Con un uno-due degno di Muhammad Ali, il 3 marzo una maggioranza trasversale ha chiaramente rappresentato in Senato la rivolta anti trivelle che oramai da mesi monta nel Paese. Ed è bene che sia trasversale, perché l’inquinamento non è né di destra né di sinistra. E gli inquinati sono cittadini – dalla Sicilia alle regioni dell’Adriatico – cui per una volta i senatori hanno dato voce. È stato così che i tre-quattro ‘comitatini’ anti trivelle citati da Renzi hanno messo nel loro carniere un paio di prede succulente.

La prima, un ordine del giorno che impegna il governo – che non ha avuto nulla da obiettare – a non autorizzare trivellazioni che non siano conformi alla Direttiva 2013/30/Ue. Questa andrebbe recepita entro pochi mesi ma pare piuttosto in alto mare, visto che cozza con lo spirito e la lettera del famigerato ‘sbloccatrivelle‘, ovvero l’art. 38 della legge 164/2014 (lo “Sblocca Italia”). Di fatto, nessuno dei procedimenti in corso di autorizzazione rispecchia le disposizioni della Direttiva. Non fosse altro perché è ben lungi dal valutare gli impatti dei possibili rischi da “incidente rilevante”, che nel nostro Paese non si valutano affatto, ai sensi del D.Lgsl.l. 238/2005. Se pensate che in Italia vengano valutati scenari tipo Deepwater Horizon siete fuori strada: al massimo, ad essere valutato, sarebbe lo sversamento in mare di pochi litri di idrocarburi.

L’altra mazzata è stata ancora più dura.

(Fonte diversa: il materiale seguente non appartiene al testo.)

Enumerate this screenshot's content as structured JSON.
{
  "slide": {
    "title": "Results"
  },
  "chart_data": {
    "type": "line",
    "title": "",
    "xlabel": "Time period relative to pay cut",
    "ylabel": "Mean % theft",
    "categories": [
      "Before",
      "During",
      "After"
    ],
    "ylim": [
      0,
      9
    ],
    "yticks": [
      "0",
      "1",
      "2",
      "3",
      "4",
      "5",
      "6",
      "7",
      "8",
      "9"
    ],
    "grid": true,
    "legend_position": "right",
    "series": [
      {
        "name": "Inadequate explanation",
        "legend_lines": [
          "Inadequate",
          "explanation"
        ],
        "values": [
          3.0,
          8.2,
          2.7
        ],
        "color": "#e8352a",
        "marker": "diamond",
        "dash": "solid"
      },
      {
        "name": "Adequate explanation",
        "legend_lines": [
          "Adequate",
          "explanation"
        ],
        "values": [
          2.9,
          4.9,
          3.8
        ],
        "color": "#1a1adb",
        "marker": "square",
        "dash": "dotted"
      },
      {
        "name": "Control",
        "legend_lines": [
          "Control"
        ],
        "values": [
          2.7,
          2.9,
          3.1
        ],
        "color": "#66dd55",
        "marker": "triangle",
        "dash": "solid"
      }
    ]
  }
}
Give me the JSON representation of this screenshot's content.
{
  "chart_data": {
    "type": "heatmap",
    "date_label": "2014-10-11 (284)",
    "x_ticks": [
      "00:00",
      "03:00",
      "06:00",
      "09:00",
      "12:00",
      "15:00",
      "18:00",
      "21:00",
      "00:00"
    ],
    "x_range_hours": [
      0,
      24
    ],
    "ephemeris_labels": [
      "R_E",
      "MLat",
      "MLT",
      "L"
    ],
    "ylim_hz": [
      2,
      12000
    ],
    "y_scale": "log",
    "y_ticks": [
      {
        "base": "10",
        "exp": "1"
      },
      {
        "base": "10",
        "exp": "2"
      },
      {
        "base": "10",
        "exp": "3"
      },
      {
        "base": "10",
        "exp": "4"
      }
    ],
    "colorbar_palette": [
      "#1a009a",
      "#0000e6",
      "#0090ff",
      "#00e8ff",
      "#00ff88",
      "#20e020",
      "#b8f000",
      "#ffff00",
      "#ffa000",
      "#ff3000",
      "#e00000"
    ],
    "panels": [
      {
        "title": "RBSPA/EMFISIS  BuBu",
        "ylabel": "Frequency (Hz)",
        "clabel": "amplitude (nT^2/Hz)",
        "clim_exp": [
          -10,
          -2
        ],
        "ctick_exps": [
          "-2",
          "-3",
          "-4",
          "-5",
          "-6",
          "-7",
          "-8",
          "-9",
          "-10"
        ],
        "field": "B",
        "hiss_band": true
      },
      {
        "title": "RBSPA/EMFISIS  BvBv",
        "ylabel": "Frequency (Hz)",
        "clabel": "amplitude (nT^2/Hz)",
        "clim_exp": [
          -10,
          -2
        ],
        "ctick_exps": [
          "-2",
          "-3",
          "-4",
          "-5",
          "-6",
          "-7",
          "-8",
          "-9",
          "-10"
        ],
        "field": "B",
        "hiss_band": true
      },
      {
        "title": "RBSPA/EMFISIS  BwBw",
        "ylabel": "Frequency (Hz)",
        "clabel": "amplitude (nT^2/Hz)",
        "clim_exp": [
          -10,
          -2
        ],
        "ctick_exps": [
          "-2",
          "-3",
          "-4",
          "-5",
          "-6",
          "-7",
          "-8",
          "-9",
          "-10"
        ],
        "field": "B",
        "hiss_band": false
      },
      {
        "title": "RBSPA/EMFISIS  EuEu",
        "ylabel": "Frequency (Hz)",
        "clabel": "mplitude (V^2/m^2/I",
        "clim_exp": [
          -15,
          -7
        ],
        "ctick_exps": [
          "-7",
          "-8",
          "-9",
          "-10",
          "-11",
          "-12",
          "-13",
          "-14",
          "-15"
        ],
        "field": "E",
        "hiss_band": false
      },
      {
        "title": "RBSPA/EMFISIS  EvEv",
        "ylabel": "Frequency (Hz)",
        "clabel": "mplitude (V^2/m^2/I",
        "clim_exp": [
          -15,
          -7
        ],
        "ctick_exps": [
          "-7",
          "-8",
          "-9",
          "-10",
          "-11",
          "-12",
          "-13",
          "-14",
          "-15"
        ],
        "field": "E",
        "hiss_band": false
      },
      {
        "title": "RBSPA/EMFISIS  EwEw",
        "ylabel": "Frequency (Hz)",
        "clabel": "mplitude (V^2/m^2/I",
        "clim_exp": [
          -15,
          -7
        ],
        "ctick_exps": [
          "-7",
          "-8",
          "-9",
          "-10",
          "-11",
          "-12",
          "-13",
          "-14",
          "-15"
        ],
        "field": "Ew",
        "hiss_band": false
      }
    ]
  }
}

Contro il parere del governo, una maggioranza assolutamente trasversale ha introdotto, nel disegno di legge sui cosiddetti ‘ecoreati’, un emendamento che mette fuori legge le ricerche sismiche effettuate in mare con airguns o altri strumenti “esplosivi”. Gli airguns sono veri e propri “ordigni” ad aria compressa che producono esplosioni a catena, le cui onde d’urto si riflettono sul fondo marino e vengono registrate da una serie di microfoni, permettendo di generare un “profilo” della struttura del fondo marino. Se un pescatore dovesse usare uno strumento del genere, finirebbe dritto in galera. Che i petrolieri lo facciano di routine è un’offesa al buon senso.

Soprattutto se, come nel caso della compagnia Schlumberger in Sicilia, lo vogliono fare in aree ad elevata diversità biologica, di importanza “critica” per i cetacei e con aree di riproduzione per specie importantissime per la pesca come il nasello (o merluzzo del Mediterraneo), la triglia di fango, il gambero rosa, l’acciuga, il gambero rosso e il tonno rosso. Adesso, la norma sugli ecoreati va alla Camera e si spera bene che non venga più toccata, visto che la sua “sopravvivenza” in caso di ulteriore modifica e ritorno al Senato non pare affatto garantita.

D’altra parte, i “comitatini” si stanno organizzando anche sull’altra sponda dell’Adriatico: sotto la crescente pressione dell’opinione pubblica, il Primo ministro della Croazia, Zoran Milanovic, ha accennato alla possibilità di un referendum sull’esteso piano di trivellazioni offshore nell’Adriatico orientale. Un piano che preoccupa anche l’Italia, che ha ottenuto di partecipare al processo croato di ‘valutazione ambientale strategica’ (Vas): il nostro Paese dovrà dire la sua entro il 4 maggio. A questo punto ci aspettiamo che la Croazia, per reciprocità, chieda di partecipare alla Vas sulle trivelle d’Italia. Che non è mai stata fatta e sarebbe invece il caso di fare, garantendo adeguata partecipazione al pubblico. Pardon, ai “comitatini”.